Our hearts are not any less broken though our minds can wander away from grief for long enough distances to be useful to others.
The stillness of our home without your deep raucous laughter or the resulting tormented hollars from your brother silences us and drives us from the comfort of the four walls.
Tears, that have long since hid from the public's eye, creep down your daddy's face when a father walks one of your friends walks his baby girl down the aisle.
We brace ourselves for family events knowing that the awkwardness of your absence and the collective albeit silent agreement to move together toward happy will often crowd our once easy space.
We are changed:
- we give grace we once withheld and withhold it from others for reasons explainable and unexplainable.

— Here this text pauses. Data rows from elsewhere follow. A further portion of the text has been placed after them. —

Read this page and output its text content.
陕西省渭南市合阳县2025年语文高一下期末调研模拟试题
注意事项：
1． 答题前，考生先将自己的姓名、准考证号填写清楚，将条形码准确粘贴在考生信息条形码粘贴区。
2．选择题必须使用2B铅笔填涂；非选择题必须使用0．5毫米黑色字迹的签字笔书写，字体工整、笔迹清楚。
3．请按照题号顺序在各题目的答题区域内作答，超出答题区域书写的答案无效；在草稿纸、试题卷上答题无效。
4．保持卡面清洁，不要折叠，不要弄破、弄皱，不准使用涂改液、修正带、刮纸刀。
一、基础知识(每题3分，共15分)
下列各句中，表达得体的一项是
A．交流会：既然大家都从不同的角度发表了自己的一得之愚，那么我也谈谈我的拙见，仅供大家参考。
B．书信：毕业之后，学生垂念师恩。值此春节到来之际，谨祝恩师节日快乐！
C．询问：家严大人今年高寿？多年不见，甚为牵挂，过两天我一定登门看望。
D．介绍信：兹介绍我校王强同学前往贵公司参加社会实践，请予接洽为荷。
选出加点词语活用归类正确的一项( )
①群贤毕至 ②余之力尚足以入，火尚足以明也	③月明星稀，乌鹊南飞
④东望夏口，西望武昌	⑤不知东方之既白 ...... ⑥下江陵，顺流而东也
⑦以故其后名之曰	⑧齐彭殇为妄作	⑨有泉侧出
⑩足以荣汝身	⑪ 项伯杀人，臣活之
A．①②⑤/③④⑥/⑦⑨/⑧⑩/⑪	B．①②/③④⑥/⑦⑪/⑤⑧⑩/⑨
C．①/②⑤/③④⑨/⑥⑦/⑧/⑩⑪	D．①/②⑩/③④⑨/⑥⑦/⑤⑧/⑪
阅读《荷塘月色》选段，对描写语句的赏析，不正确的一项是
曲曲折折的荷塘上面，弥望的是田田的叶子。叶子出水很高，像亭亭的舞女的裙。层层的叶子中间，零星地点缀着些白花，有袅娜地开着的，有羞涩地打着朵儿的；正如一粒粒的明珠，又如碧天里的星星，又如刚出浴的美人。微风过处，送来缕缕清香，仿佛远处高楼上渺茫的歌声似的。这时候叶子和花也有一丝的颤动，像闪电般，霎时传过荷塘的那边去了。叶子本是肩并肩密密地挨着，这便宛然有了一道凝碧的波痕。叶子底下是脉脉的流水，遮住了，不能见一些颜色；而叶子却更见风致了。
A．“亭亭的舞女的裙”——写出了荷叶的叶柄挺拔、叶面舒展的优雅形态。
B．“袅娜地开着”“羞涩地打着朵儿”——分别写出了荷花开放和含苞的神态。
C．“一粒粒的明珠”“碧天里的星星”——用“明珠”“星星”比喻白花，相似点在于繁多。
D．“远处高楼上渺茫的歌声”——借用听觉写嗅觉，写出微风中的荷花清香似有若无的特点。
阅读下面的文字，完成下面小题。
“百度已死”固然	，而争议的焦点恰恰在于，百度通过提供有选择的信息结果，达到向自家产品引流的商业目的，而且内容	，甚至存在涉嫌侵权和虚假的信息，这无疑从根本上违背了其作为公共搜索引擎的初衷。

- we experience storms of anger - not with each other - but with the world, its fickle behavior, its falseness, its constant demand upon us unmoved by our loss.
- we huddle closely, the three of us and retreat from each other to miss you corporately and singularly.
- we pray - still, but differently. Our prayers evolving from a list of requests to a litany of remorse and lamentation.
- we recognize the vulnerability of us with greater respect and less bravado.
- we give more freely to those kids who need us as if we could ever make up for what the world is missing without you here.
- we cherish those brave enough to remember you with us, who are unabated by the awkward or the what if or the cost of vulnerability.
- we stand indebted to friends who rush without hesitation to pick up the mess when we drop our basket in grief.
- we remember you always, with great ease and incessant ache, telling our best stories and marveling in the strength that innately arrives as the story develops and the air around us is filled with the pieces of you we each carry.
- we resolve to champion on and compete - if not with others - at least with ourselves to be better tomorrow than we were today.
- we cry.
- we rest and cling to the sacred promise that heaven welcomed you and knows no darkness, no pain, no tears, that you are at home with the Light of the World.